First becomes for each of the k (k is a positive integer, which corresponds to the number of blocks) blocks the mean assigned to the block M1 ... Mk formed. In the case of one Color image is this z. B. a color average, in the case of a grayscale image z. For example, a grayscale average.

Now the median Md of these means M1 ... Mk is determined and it Block is compared to see if the median is greater (or greater or equal) than the mean, in In which case, the block is assigned a first binary value becomes (eg "1"), or if the median is less than or equal to (or less) than the mean, in which case the block a second binary value is assigned (eg "0").

The representation in the lower half of the 3 shows a line representation of the means in which the lines of the block representation 23 line by line, ie after the first line the second line follows, etc. The result of the comparison between the respective mean of the block and the median is shown in the line below. This line represents the first code.

QUOTES INCLUDE IN THE DESCRIPTION

This list The documents listed by the applicant have been automated generated and is solely for better information recorded by the reader. The list is not part of the German Patent or utility model application. The DPMA takes over no liability for any errors or omissions.
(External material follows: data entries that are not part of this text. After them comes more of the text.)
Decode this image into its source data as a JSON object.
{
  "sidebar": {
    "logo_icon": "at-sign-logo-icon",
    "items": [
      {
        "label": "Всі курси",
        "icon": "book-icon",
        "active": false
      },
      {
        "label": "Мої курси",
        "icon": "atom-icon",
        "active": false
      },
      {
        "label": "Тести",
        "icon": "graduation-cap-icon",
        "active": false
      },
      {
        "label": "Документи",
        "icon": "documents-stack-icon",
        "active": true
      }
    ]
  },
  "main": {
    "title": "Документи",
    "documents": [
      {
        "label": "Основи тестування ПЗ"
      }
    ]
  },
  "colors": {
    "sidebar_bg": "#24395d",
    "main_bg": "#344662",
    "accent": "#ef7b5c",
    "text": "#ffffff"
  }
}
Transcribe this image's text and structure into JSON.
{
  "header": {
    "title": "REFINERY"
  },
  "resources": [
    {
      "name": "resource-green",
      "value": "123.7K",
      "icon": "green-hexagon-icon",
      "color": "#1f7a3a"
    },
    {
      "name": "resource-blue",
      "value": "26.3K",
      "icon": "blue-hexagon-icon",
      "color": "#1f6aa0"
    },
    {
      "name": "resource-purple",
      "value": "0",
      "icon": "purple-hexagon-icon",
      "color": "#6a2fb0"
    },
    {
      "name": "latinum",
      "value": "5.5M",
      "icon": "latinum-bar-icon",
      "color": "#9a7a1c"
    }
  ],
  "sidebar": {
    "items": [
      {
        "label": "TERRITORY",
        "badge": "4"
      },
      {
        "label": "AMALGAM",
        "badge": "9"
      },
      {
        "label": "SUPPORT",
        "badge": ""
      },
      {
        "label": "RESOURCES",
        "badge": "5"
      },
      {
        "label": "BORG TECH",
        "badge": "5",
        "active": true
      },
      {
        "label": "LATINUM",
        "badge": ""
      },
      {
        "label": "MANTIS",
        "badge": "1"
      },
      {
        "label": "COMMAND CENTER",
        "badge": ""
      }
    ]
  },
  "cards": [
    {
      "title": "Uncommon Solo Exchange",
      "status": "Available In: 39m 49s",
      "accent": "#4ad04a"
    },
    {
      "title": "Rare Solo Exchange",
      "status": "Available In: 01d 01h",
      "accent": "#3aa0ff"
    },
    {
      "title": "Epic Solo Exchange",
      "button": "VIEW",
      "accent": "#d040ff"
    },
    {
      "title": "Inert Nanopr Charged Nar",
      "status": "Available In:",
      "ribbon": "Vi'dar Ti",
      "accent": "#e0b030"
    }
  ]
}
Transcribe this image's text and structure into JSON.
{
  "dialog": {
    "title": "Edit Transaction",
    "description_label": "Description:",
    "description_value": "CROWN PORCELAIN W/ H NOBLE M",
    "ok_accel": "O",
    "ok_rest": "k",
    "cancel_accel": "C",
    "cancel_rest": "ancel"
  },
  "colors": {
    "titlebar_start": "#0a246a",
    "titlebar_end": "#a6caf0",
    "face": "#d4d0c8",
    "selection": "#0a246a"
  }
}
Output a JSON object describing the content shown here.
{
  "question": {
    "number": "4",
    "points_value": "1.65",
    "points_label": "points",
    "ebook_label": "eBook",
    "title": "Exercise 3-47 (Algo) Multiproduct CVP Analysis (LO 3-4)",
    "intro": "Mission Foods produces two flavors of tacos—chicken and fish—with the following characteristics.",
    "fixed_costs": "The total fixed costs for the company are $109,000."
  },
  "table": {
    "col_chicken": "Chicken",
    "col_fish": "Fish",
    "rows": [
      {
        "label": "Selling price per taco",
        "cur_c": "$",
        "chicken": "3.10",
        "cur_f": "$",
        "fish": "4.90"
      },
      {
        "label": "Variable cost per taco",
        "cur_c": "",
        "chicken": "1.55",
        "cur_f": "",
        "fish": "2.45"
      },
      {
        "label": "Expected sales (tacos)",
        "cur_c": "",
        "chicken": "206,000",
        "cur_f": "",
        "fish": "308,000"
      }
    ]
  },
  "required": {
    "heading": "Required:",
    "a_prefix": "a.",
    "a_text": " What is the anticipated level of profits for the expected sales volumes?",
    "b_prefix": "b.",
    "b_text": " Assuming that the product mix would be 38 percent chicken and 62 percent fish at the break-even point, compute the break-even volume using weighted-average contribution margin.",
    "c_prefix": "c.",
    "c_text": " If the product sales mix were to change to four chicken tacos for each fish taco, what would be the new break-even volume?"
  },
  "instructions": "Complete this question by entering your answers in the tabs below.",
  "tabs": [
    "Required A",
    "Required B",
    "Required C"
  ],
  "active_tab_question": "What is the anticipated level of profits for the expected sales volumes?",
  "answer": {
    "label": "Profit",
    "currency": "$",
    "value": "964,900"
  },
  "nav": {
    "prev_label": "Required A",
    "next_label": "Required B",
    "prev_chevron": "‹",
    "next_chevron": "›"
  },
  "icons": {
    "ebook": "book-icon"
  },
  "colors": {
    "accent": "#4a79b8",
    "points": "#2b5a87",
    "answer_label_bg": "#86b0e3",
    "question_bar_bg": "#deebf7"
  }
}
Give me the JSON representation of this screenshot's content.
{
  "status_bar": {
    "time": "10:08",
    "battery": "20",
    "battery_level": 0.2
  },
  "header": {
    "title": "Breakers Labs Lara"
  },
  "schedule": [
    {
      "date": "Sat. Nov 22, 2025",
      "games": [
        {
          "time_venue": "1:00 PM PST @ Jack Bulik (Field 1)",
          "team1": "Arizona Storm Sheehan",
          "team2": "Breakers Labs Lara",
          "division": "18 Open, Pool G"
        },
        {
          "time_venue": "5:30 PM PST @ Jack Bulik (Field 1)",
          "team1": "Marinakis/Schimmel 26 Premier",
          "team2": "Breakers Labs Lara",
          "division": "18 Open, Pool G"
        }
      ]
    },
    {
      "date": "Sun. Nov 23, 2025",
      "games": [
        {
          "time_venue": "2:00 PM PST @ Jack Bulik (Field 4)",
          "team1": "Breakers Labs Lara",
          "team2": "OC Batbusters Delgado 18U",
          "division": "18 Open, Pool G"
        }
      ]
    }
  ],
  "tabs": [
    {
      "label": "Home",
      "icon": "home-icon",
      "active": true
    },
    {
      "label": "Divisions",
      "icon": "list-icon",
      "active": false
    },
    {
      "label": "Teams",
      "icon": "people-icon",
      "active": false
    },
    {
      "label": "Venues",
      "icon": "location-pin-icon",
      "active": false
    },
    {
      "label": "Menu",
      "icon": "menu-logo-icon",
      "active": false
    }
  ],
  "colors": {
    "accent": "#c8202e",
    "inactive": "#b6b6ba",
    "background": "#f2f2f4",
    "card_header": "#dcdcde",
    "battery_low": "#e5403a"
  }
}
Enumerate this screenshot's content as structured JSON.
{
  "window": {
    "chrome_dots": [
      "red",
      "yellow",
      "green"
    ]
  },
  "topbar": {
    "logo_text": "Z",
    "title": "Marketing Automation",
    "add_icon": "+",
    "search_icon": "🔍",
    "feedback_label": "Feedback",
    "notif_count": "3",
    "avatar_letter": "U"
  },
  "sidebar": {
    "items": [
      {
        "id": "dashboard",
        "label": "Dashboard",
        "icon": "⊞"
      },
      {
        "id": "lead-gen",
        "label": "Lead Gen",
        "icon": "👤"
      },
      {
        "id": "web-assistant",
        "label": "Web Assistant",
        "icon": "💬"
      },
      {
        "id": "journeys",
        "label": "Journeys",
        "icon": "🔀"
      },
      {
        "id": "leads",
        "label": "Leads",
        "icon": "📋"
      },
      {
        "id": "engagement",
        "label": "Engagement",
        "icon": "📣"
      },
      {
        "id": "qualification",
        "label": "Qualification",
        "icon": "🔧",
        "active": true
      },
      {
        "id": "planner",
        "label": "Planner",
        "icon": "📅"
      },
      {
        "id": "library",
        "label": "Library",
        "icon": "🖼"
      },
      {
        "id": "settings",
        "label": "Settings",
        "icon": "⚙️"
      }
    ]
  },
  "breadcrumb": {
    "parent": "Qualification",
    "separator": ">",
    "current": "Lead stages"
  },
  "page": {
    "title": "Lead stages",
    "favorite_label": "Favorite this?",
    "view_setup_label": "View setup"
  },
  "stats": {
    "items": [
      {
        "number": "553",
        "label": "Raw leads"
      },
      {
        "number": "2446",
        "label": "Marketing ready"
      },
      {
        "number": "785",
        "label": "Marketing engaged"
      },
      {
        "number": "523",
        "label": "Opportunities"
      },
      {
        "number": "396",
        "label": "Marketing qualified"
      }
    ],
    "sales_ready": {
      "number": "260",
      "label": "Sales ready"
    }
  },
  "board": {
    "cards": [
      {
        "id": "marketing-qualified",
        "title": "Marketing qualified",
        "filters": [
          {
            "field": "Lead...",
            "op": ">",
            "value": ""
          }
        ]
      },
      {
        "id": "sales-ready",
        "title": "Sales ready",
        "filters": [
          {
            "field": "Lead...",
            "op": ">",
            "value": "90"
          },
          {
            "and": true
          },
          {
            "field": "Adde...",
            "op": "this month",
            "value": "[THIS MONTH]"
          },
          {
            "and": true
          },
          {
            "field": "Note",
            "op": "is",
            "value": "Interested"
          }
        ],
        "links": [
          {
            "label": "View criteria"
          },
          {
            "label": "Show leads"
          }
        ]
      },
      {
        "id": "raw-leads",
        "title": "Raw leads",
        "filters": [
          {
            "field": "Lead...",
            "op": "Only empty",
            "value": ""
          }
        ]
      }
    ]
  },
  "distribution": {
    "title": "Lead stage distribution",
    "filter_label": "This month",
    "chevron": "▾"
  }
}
Cited non-patent literature

• - GAVRIELIDES, MA; SIKUDOVA, E .; PITAS, I .: Color-Based Descriptors for Image Fingerprinting (IEEE Transactions to Multimedia Vol. 8, IEEE Computer Society, August 2006, pp. 740-74) [0027]
• VENKATESAN, R .; KOON, S.-M .; JAKUBOVSKI, MH; MOULIN, P .: Robust Image Hashing (International Conference on Image Processing Vol. 3. Vancouver, BC: IEEE Computer Society, September 2000, pp. 664-666) [0027]

Claims (11)

Method for securing personal identity documents against counterfeiting, wherein - at least one image ( 21 ) is generated from the identity document to be secured or from a component of the identity document, according to a predetermined rule from the at least one image ( 21 ) a first code is generated which characterizes the at least one image, - a second code is generated from the first code by applying a cryptographic hash function, and - a document identifier is formed from the second code. A method according to the preceding claim, wherein the document identifier readable and / or machine readable as part the identity document with other components of the Identity document is combined. Method according to one of the preceding claims, wherein in the formation of the document identifier, the second code combined with a digital signature. Method according to one of the preceding claims, wherein the first code is combined with other data that is characteristic for the identity document, before leaving the first code the second code is generated. A method according to the preceding claim, wherein the other data in a machine-readable zone (Machine Readable Zone - MRZ) on the identity document are or are arranged. Method according to one of the preceding claims, wherein image features of the one or more images according to a prescribed rule for the formation of the first code and the first code is generated from the image features. Method according to one of the preceding claims, the first code being a perceptual based checksum, in particular a one-dimensional bit sequence. Method according to one of the preceding claims, wherein upon re-generation of the first code for verification of the document identifier, the first code is redundant information about having at least one image and wherein the redundant information is used to correct the first code. Device for automatically detecting tampering in multimedia data, eg. As image data or audio data, the Device is designed, the invention Method according to one of the preceding method claims perform. Computer program that is designed to be that the program expires on a computer or computer network Method according to one of the preceding method claims performs. Disk on which a data structure stored after a loading into a work and / or Main memory of a computer or computer network the computer or controls the computer network such that the method according to a the preceding method claims is executed.